Every born American among the eighty millions, let his creed or destitution of creed be what it may, is indisputably a Christian—to this degree that his moral constitution is Christian.
There are two kinds of Christian morals, one private and the other public. These two are so distinct, so unrelated, that they are no more akin to each other than are archangels and politicians. During three hundred and sixty-three days in the year the American citizen is true to his Christian private morals, and keeps undefiled the nation’s character at its best and highest; then in the other two days of the year he leaves his Christian private morals at home and carries his Christian public morals to the tax office and the polls, and does the best he can to damage and undo his whole year’s faithful and righteous work. Without a blush he will vote for an unclean boss if that boss is his party’s Moses, without compunction he will vote against the best man in the whole land if he is on the other ticket. Every year in a number of cities and States he helps put corrupt men in office, whereas if he would but throw away his Christian public morals, and carry his Christian private morals to the polls, he could promptly purify the public service and make the possession of office a high and honorable distinction.
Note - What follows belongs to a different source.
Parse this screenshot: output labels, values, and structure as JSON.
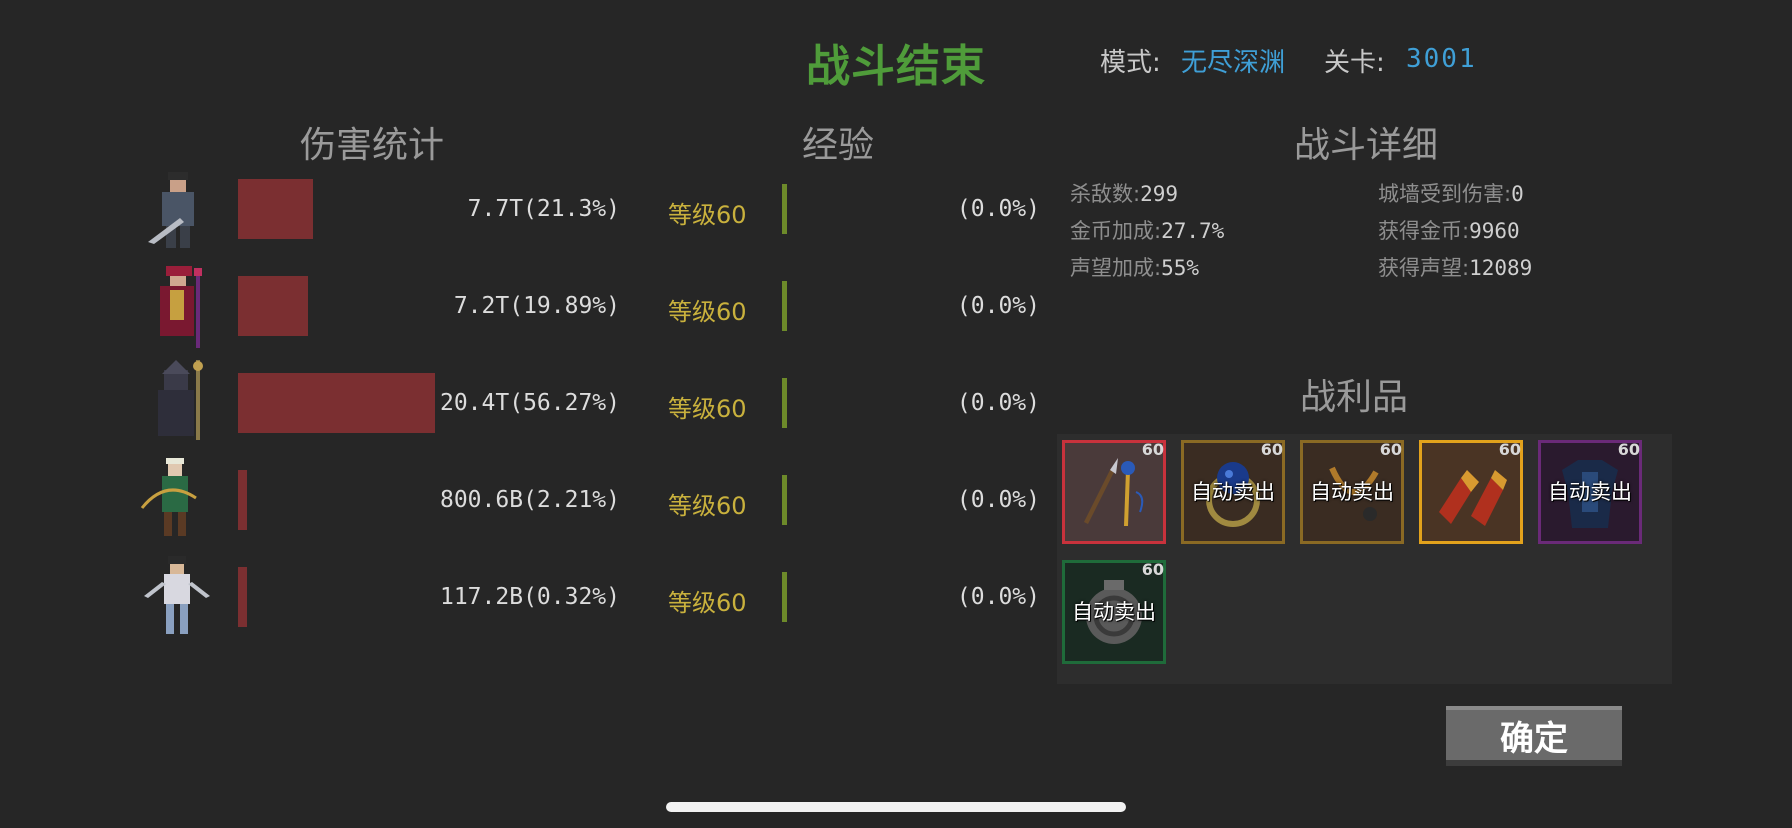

Once a year he lays aside his Christian private morals and hires a ferry-boat and piles up his bonds in a warehouse in New Jersey for three days, and gets out his Christian public morals and goes to the tax office and holds up his hands and swears he wishes he may never—never if he’s got a cent in the world, so help him. The next day the list appears in the papers—a column and a quarter of names, in fine print, and every man in the list a billionaire and member of a couple of churches. I know all those people. I have friendly, social, and criminal relations with the whole lot of them. They never miss a sermon when they are so’s to be around, and they never miss swearing-off day, whether they are so’s to be around or not.